En voyage

Il y a un peu plus de 3 semaines déjà, je suis partie au Vietnam fêter le Têt à Hô-Chi-Minh-Ville[1] pour la deuxième fois avec la partie de ma famille restée là-bas. Avant de rentrer, j’ai pris un détour et passé une semaine à Singapour.

Ce n’est qu’une fois sur place que je me suis rendue compte à quel point j’avais besoin de ces vacances. Être loin, dans une autre temporalité[2], m’a fait énormément de bien.

D’ailleurs, en parlant de temporalité, lorsque je voyage, j’aime particulièrement ces temps « perdus » en transports[3]. J’ai toujours l’impression d’être dans un espace-temps différent, une sorte de sas de décompression propice à la réflexion et à l’observation de soi et des autres. Un voyage dans le voyage.

Ce qui explique sans doute mon intérêt pour ces lieux de transition et de passage que sont les gares et les aéroports et leurs gestions des flux. C’est quelque chose que j’aimerais beaucoup approfondir[4].

Je me suis aussi posée la question de l’instantanéité, de la connexion et du partage en voyage en échangeant sur La Lune Mauve avec Marie.

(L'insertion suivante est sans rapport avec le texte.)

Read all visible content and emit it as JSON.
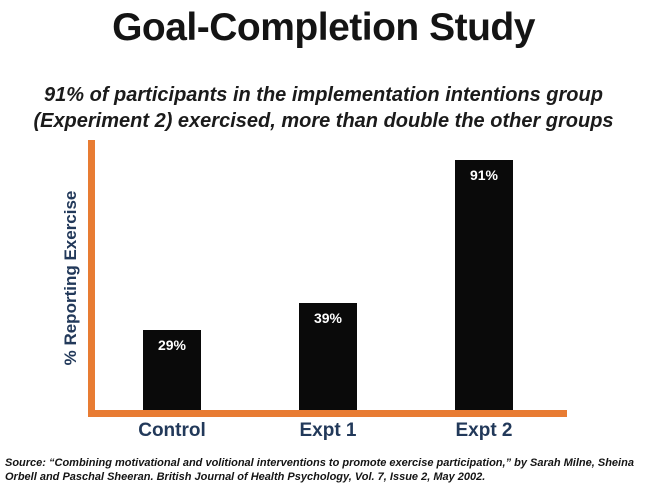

J’adore partager les découvertes que je fais et j’ai tendance à le faire prise dans l’instant, toute à mon enthousiasme. Certains proches en ont fait l’expérience (notamment lorsque j’ai commencé à avoir un forfait téléphonique illimité et ensuite un smartphone). Appels impromptus et communication en rafale, mais qui ne demandent pas de réponse immédiate[5].

J’aime surtout le fait de capturer une émotion encore un peu brute et non médiée, même si c’est sans doute une illusion, dès lors que l’on cherche à mettre des mots ou des images sur ce qu’on ressent et la rendre ainsi intelligible à autrui (et parfois à soi)[6].

Au delà du cercle proche, je n’ai pas vraiment réfléchi et utilisé Twitter et Instagram pour leur simplicité. Maintenant que je suis rentrée, j’ai envie de réfléchir à une solution pour que le tout soit chez moi[7].

Notes

[1] Je continue à dire Saigon en vietnamien par habitude et mimétisme familial, mais bizarrement, en français, je préfère presque Hô-Chi-Minh-Ville.

[2] Somme du rythme personnel ralenti, du décalage horaire évidemment (entre six à sept heures), mais aussi des rythmes des gens autour de moi, tout me semblait si lointain : le boulot, l’actualité et le quotidien français et encore plus les événements américains et mondiaux.

[3] Ça vaut dans une moindre mesure lors des trajets franciliens, sans doute parce que j’ai la chance de ne pas avoir à faire la majorité en heures de pointe. J’aime essentiellement les retours, surtout ceux tardifs, en train de banlieue et le bout de marche jusqu’à chez moi. Derrière ce quotidien banal, du charme et de la poésie.

[4] La rumeur veut que je n’ai pas fait mon alternance chez SNCF uniquement pour le pass Carmillon. Dans un autre possible, j’intégrais une L3 de géographie à Paris 1 après ma prépa.

[5] Comme je n’ai quasiment aucune notification et que mon téléphone est presque toujours en mode Ne pas déranger, je ne me rendais pas compte que ça équivalait pour certains à une sur-sollicitation stressante et à une injonction de répondre.

[6] Aux éventuels détracteurs, je n’ai pas l’impression de ne pas apprécier l’instant présent ou de ne pas le vivre pleinement. Pour la photographie, il semblerait au moins que ça ne soit pas le cas et qu’elle agisse au contraire comme intensificateur d’expérience. Au passage, je vous recommande vivement la lecture du carnet de recherche.

[7] Une chouette lecture à ce sujet : la réflexion de Pep sur nos pratiques de publication en ligne.